- Occupation: Paediatrician;
- Awards: Fellow of the Uganda National Academy of Sciences

Academic background
- Alma mater: Makerere University

Academic work
- Discipline: Paediatrics
- Sub-discipline: Paediatric endocrinology; Paediatric HIV/AIDS;
- Institutions: Makerere University

= Thereza Piloya =

Ugandan paediatrician

Thereza Piloya-Were (also known as Thereza Piloya and Terry Piloya) is an Ugandan paediatrician who specialises in endocrinology and HIV/AIDS. She is Senior Lecturer at the Makerere University Department of Paediatrics and Child Health.

==Biography==
Thereza Piloya was educated at Makerere University, where she got her Bachelor of Medicine and Surgery degree, before getting her Master of Medicine degree in paediatrics in 2010. She started working in the Makerere University Department of Paediatrics and Child Health, where she has worked as a lecturer and a paediatric endocrinologist, and has directed both the Paediatric Endocrinology & Diabetes Unit and the undergraduate programme. She was originally Assistant Lecturer at the department before she was promoted to Senior Lecturer at sometime after 2021. She also was part of the staff at Mulago National Specialised Hospital's Paediatric Endocrinology Clinic when it was founded in 2013.

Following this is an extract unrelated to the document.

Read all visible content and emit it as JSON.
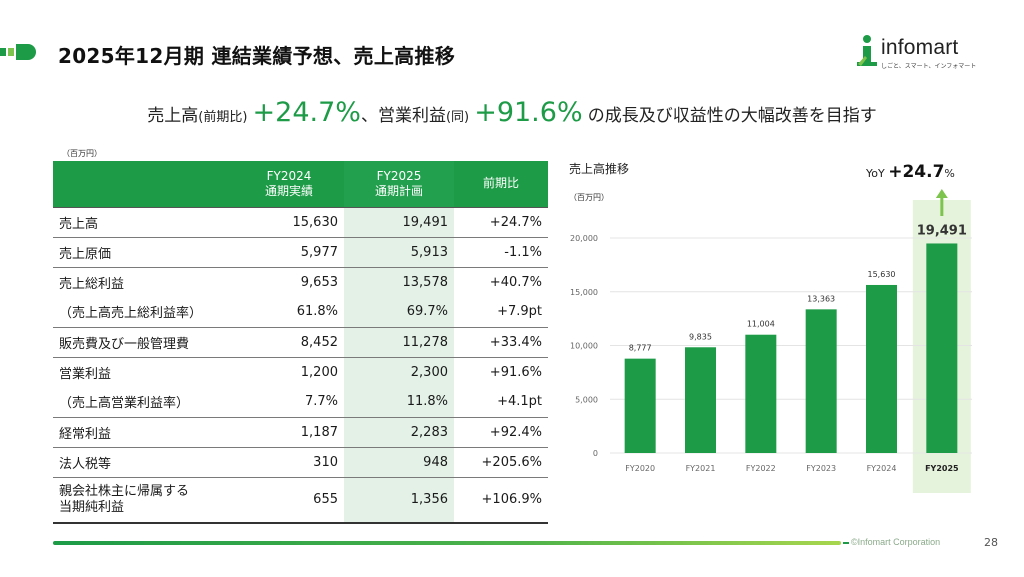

As an academic, she specialises in paediatric endocrinology and paediatric HIV/AIDS. She has also worked as a John E. Fogarty International Center Global Health Fellow, with her research project on the relationship between vitamin D deficiency and paediatric HIV; her mentors were Sarah Cusick, Richard Idro, and Sabrina Kitaka. Among her achievements include improvements on the treatment of paediatric diabetes, including the provision of clinical mentorship. In August 2021, Piloya told the Nile Post about the increase of precocious puberty due to lockdowns caused by the COVID-19 pandemic in Uganda and recommended medical attention for precocious puberty.

She is a fellow of the Uganda National Academy of Sciences.